München, 20. 1. 2005 - Das Patent EP 0705 902 auf das so genannte Gen für Brustkrebs BRCA1 wurde heute vom Europäischen Patentamt in München eingeschränkt. Während ursprünglich das gesamte Gen patentiert war, sind jetzt nur noch spezifische Genabschnitte betroffen, die in der Diagnose von erblichem Brustkrebs verwendet werden. Nach Ansicht von beteiligten Humangenetikern führt die Einschränkung dazu, dass die Gefahr einer umfassenden Monopolisierung der diagnostischen Verfahren in Europa dadurch erheblich reduziert ist.

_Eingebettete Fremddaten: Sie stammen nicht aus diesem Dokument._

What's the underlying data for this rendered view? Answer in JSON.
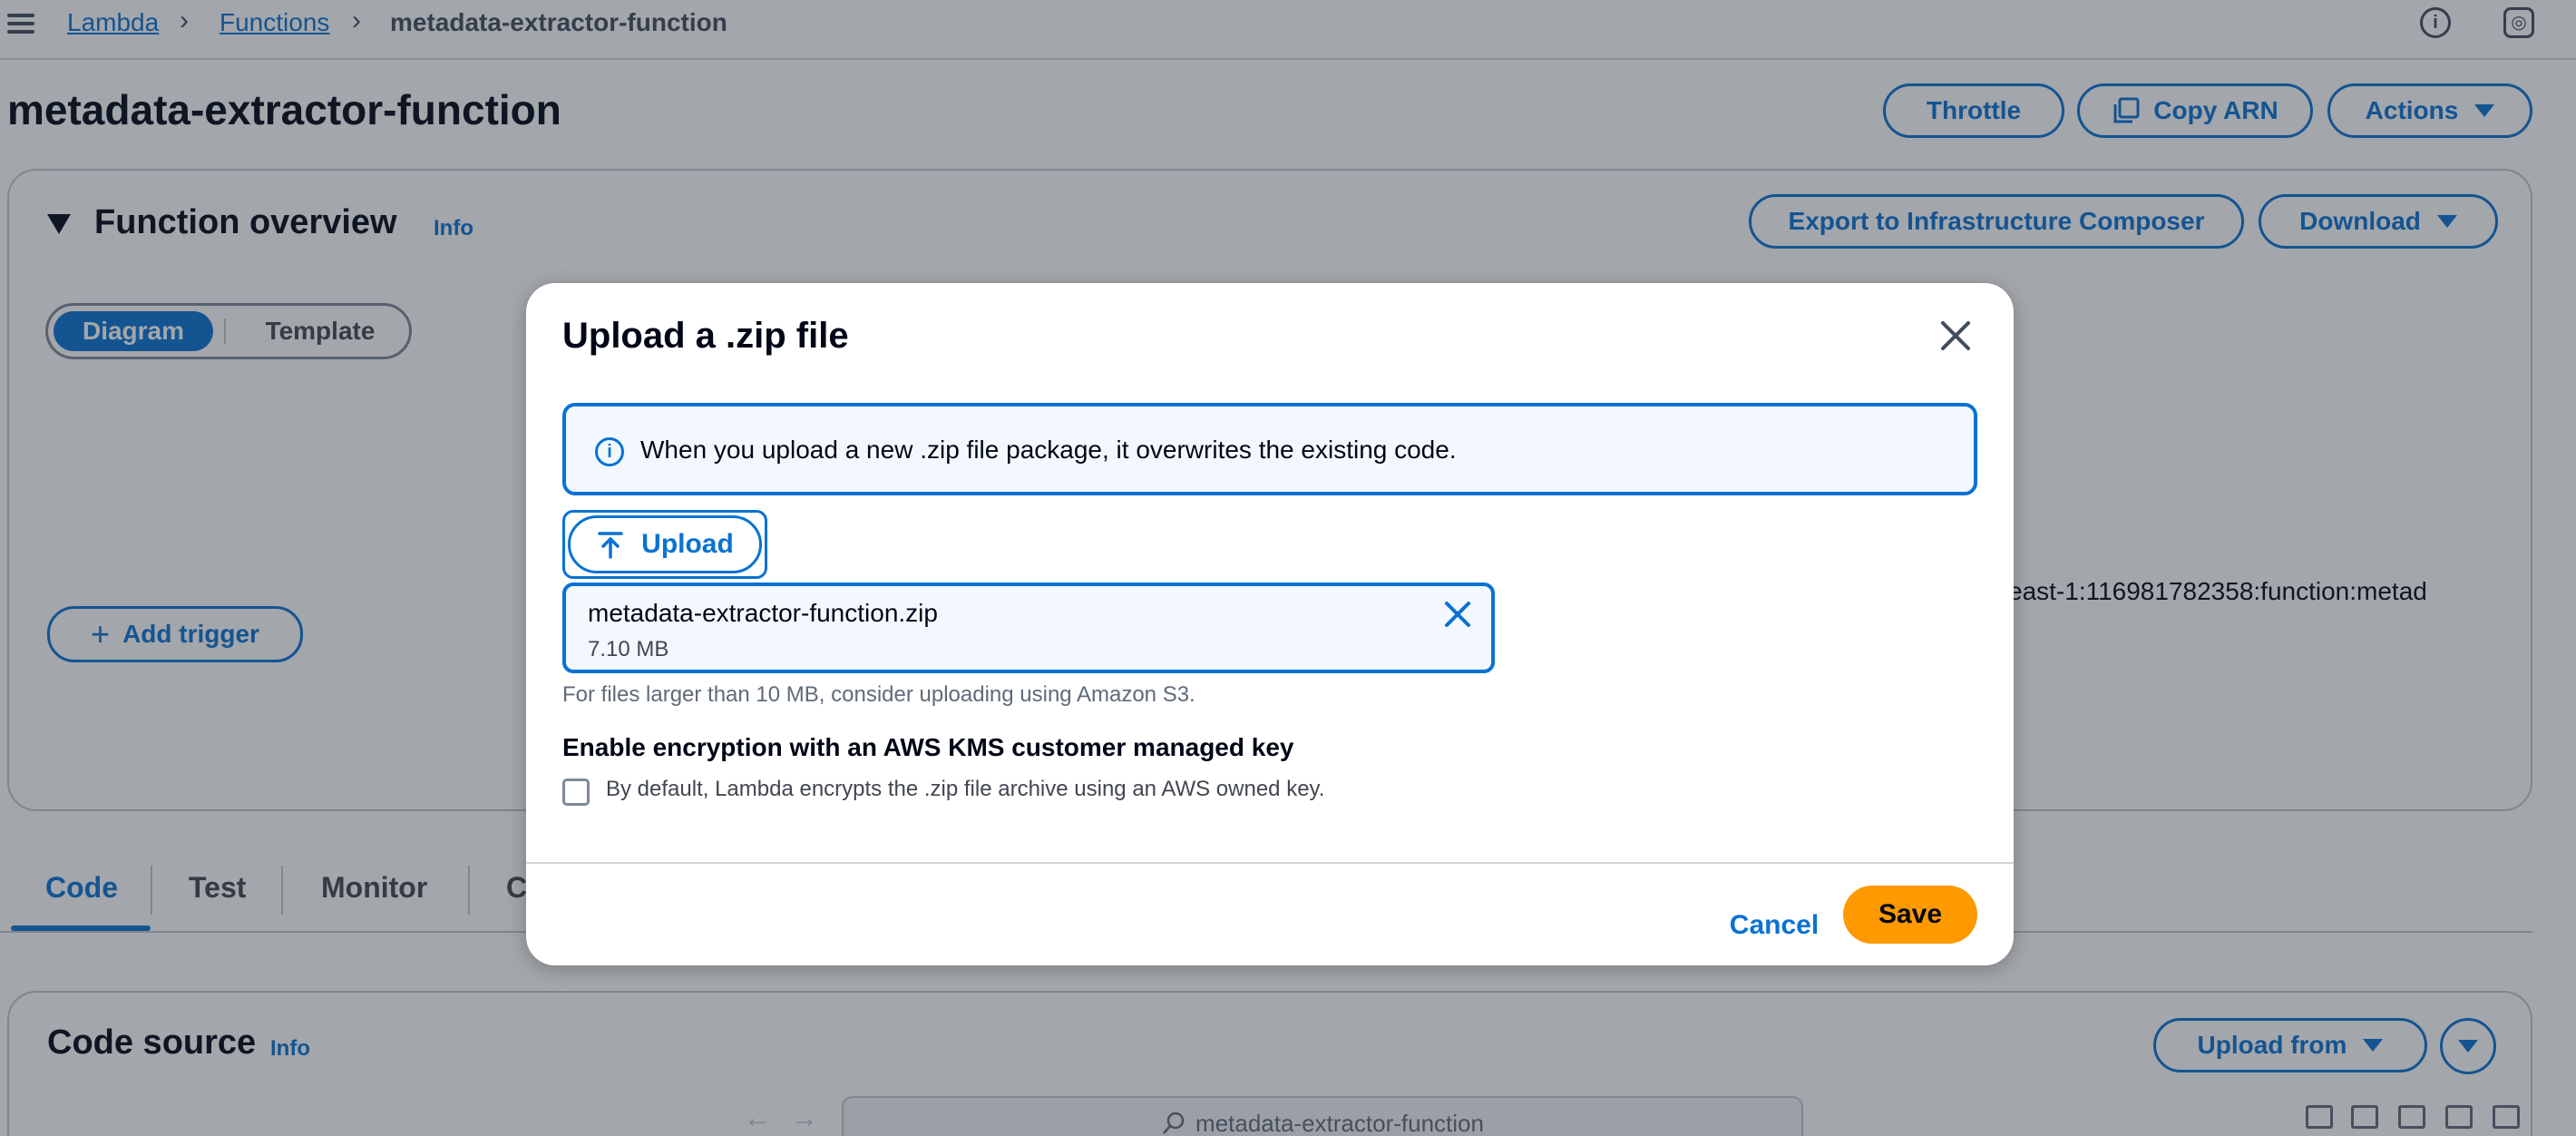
{
  "breadcrumb": {
    "items": [
      "Lambda",
      "Functions"
    ],
    "current": "metadata-extractor-function"
  },
  "page": {
    "title": "metadata-extractor-function",
    "buttons": {
      "throttle": "Throttle",
      "copy_arn": "Copy ARN",
      "actions": "Actions"
    }
  },
  "function_overview": {
    "title": "Function overview",
    "info": "Info",
    "export": "Export to Infrastructure Composer",
    "download": "Download",
    "segments": [
      "Diagram",
      "Template"
    ],
    "add_trigger": "Add trigger",
    "arn_fragment": "east-1:116981782358:function:metad"
  },
  "tabs": [
    "Code",
    "Test",
    "Monitor",
    "C"
  ],
  "code_source": {
    "title": "Code source",
    "info": "Info",
    "upload_from": "Upload from",
    "search_text": "metadata-extractor-function"
  },
  "modal": {
    "title": "Upload a .zip file",
    "alert": "When you upload a new .zip file package, it overwrites the existing code.",
    "upload_label": "Upload",
    "file_name": "metadata-extractor-function.zip",
    "file_size": "7.10 MB",
    "constraint": "For files larger than 10 MB, consider uploading using Amazon S3.",
    "kms_label": "Enable encryption with an AWS KMS customer managed key",
    "kms_description": "By default, Lambda encrypts the .zip file archive using an AWS owned key.",
    "kms_checked": false,
    "cancel": "Cancel",
    "save": "Save"
  },
  "colors": {
    "accent": "#0972d3",
    "primary_button": "#ff9900",
    "text": "#000716"
  }
}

“Die unglaublich umfassenden Patente auf ganze Gen-Familien, Pflanzen-Gattungen und Tierarten verursachen einen erheblichen Schaden für die gesamte Gesellschaft. Selbst wenn solche Patente später widerrufen werden, dauert es in der Regel Jahre, in denen vieles blockiert ist. Auch im aktuellen Fall müssen Patienten, Ärzte und das Gesundheitssystem noch wer weiß wie lange mit erheblichen Problemen rechnen, bis über das Patent endgültig entschieden ist”, kritisiert Christoph Then, Patent-Experte von Greenpeace, erneut die generelle Erteilungspraxis des Europäischen Patentamtes.

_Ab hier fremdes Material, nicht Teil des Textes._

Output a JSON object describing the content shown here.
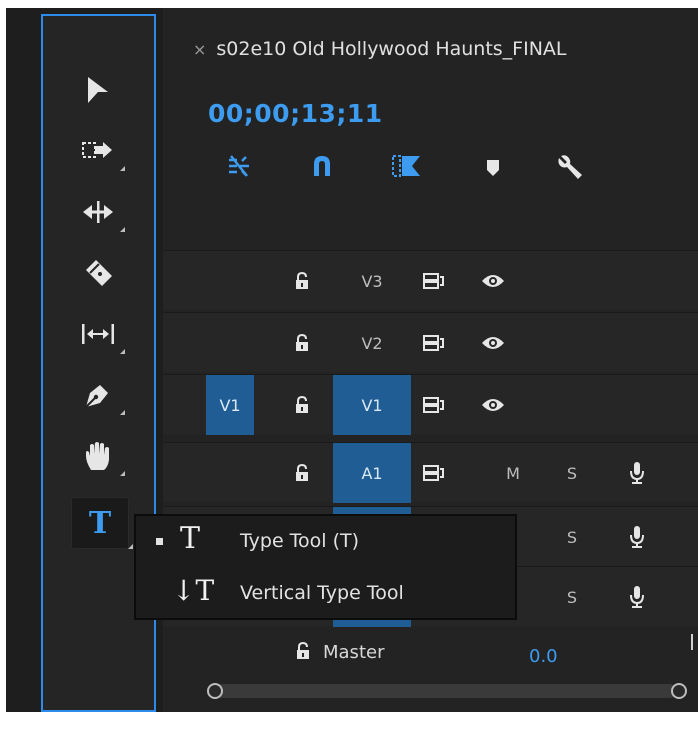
{
  "sequence": {
    "close_label": "×",
    "title": "s02e10 Old Hollywood Haunts_FINAL"
  },
  "timecode": "00;00;13;11",
  "colors": {
    "accent": "#3d9bf0",
    "track_patch": "#1f5d94",
    "panel_border": "#2d8ceb"
  },
  "tools": [
    {
      "name": "selection-tool",
      "icon": "arrow-icon"
    },
    {
      "name": "track-select-forward-tool",
      "icon": "track-select-icon"
    },
    {
      "name": "ripple-edit-tool",
      "icon": "ripple-edit-icon"
    },
    {
      "name": "razor-tool",
      "icon": "razor-icon"
    },
    {
      "name": "slip-tool",
      "icon": "slip-icon"
    },
    {
      "name": "pen-tool",
      "icon": "pen-icon"
    },
    {
      "name": "hand-tool",
      "icon": "hand-icon"
    },
    {
      "name": "type-tool",
      "icon": "type-icon",
      "glyph": "T"
    }
  ],
  "timeline_controls": [
    {
      "name": "insert-overwrite-icon"
    },
    {
      "name": "snap-icon"
    },
    {
      "name": "linked-selection-icon"
    },
    {
      "name": "add-marker-icon"
    },
    {
      "name": "settings-wrench-icon"
    }
  ],
  "tracks": {
    "video": [
      {
        "source": "",
        "label": "V3"
      },
      {
        "source": "",
        "label": "V2"
      },
      {
        "source": "V1",
        "label": "V1"
      }
    ],
    "audio": [
      {
        "label": "A1",
        "mute": "M",
        "solo": "S"
      },
      {
        "label": "",
        "mute": "",
        "solo": "S"
      },
      {
        "label": "",
        "mute": "",
        "solo": "S"
      }
    ]
  },
  "master": {
    "label": "Master",
    "value": "0.0"
  },
  "flyout": {
    "items": [
      {
        "glyph": "T",
        "label": "Type Tool (T)",
        "selected": true
      },
      {
        "glyph": "↓T",
        "label": "Vertical Type Tool",
        "selected": false
      }
    ]
  }
}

In Europa wurden bereits weit über 1.000 Patente auf Gene von Mensch und Tier erteilt, sowie einige hundert Patente auf Pflanzen, Saatgut und Tiere. In Zusammenhang mit den Patenten auf das sogenannte Gen für Brustkrebs BRCA 1 werden massive negative Auswirkungen für Patienten und Forschung in Europa befürchtet. Dazu gehören eine wesentliche Verteuerung der Tests, eine schlechtere medizinische Beratung, sowie Monopoleffekte, die die Entwicklung verbesserter diagnostischer Verfahren behindern. Es ist zu erwarten, dass gegen die heutige Entscheidung des Patentamtes von den Patentinhabern Beschwerde eingelegt wird.

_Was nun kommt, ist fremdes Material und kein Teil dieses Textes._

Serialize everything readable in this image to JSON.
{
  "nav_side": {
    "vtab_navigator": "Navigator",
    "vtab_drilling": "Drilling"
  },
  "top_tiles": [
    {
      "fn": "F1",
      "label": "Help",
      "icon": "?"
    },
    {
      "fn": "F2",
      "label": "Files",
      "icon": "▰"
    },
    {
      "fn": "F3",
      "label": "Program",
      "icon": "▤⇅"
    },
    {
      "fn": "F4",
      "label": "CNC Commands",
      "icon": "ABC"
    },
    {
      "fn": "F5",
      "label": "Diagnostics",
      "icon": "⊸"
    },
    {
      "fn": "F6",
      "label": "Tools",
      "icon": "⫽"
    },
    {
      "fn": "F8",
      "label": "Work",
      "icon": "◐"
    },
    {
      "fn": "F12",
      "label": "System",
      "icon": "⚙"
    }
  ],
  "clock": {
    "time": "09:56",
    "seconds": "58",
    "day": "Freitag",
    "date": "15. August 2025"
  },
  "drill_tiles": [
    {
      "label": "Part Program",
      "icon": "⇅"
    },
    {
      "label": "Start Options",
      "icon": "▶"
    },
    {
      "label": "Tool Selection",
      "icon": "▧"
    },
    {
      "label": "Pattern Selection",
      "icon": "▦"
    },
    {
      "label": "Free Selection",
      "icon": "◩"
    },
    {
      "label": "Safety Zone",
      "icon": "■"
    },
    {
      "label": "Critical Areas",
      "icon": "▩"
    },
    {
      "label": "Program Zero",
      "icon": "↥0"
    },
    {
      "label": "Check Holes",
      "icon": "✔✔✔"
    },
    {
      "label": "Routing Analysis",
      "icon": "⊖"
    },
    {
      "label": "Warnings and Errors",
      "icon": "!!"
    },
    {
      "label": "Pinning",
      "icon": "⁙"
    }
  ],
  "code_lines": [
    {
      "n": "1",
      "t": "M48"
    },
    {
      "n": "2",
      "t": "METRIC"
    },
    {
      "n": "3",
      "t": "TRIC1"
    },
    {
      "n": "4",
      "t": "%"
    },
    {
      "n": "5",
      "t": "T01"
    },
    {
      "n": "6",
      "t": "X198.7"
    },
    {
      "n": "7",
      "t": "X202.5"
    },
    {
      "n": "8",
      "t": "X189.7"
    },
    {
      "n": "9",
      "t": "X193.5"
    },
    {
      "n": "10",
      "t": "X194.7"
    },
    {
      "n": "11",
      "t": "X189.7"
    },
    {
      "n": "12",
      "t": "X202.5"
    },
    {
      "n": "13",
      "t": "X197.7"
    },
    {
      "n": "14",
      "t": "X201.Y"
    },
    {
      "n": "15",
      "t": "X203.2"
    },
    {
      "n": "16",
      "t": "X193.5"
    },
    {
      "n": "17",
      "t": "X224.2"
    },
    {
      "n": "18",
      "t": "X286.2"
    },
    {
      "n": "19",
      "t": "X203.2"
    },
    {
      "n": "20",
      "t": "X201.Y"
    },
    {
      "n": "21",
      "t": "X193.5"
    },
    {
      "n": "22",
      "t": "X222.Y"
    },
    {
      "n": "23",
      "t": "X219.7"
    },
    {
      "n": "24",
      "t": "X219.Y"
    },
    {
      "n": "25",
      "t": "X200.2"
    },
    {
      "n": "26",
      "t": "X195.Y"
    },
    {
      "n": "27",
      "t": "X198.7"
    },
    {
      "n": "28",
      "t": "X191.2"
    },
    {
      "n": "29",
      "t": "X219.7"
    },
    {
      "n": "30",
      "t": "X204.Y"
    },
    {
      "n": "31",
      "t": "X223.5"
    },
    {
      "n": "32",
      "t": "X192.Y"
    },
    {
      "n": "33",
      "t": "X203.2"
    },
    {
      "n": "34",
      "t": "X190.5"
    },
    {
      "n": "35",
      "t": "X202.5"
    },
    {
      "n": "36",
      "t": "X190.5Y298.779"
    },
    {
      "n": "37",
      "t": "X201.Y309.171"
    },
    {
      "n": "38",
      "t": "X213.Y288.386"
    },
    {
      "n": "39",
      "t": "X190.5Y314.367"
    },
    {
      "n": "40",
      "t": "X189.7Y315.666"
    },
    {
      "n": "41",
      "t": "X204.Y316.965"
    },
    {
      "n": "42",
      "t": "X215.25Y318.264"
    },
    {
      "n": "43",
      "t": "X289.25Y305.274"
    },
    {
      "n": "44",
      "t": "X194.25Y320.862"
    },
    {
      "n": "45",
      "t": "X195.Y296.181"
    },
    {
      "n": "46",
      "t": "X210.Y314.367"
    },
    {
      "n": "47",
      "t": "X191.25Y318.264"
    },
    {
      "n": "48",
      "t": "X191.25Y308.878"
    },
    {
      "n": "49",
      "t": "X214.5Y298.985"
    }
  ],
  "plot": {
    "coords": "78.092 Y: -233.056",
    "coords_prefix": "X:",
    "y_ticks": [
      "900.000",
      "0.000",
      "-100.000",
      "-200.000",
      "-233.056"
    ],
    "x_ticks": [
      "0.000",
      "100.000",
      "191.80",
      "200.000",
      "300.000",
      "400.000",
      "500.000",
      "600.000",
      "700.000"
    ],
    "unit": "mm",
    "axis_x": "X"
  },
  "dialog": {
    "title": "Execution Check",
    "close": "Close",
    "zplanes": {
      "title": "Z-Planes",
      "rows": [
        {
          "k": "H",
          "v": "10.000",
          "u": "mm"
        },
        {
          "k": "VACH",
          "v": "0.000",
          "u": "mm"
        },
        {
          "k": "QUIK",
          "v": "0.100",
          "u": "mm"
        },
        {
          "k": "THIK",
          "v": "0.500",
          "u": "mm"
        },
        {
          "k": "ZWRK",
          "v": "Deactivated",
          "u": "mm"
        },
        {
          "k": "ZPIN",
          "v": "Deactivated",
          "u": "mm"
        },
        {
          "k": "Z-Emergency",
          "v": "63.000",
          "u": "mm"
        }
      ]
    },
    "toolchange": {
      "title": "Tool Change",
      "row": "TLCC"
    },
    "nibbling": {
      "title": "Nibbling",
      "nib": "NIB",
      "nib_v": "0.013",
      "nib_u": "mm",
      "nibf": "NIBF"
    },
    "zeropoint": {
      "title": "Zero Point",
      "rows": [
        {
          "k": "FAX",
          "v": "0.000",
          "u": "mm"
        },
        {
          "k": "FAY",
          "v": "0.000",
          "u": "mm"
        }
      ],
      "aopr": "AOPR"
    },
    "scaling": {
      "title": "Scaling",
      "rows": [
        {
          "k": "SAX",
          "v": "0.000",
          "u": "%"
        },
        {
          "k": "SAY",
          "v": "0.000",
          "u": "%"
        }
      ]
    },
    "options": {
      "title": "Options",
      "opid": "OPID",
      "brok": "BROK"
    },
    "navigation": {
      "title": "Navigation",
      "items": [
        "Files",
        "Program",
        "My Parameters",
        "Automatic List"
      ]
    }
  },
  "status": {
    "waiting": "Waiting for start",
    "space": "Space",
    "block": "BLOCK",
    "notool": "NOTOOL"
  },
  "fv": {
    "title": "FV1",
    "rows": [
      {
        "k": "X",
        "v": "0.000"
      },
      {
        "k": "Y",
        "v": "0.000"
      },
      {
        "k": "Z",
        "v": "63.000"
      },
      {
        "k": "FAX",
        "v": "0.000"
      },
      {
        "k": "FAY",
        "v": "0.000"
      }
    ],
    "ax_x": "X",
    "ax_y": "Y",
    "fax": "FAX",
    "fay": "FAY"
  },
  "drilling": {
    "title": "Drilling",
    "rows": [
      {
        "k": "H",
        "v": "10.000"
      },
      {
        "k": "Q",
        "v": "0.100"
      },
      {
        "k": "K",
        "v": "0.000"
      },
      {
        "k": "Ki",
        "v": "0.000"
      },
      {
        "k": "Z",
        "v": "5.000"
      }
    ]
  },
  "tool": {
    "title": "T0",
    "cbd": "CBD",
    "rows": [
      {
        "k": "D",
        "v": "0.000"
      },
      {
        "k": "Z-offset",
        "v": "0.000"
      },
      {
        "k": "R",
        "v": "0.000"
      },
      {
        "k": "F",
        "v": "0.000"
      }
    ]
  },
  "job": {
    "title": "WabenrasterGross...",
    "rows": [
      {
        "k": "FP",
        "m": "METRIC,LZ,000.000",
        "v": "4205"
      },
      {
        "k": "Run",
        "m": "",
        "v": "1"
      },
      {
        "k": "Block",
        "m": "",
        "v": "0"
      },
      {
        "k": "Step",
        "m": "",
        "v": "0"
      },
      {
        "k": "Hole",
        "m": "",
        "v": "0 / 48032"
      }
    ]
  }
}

Nach Ansicht von Greenpeace muss das Europäische Patentamt seine Erteilungspraxis auch deswegen ändern, um nicht im Widerspruch zum rechtlichen Rahmen von Mitgliedsstaaten wie Frankreich und Deutschland zu stehen, die in der Gesetzgebung inzwischen erhebliche Einschränkungen bei der Patentierung von Genen vorsehen. Diese Regelungen werden vom Europäischen Patentamt derzeit ignoriert. Auch die ethischen Grenzen der Patentierbarkeit werden in Europa derzeit unterschiedlich definiert. So herrscht Unklarheit darüber, inwieweit menschliche Embryonen patentiert werden können. Vor diesem Hintergrund fordert Greenpeace jetzt in einem offenen Brief an den Präsidenten des Europäischen Patentamtes einen sofortigen Stopp der Patenterteilungen bei Genen und Lebewesen.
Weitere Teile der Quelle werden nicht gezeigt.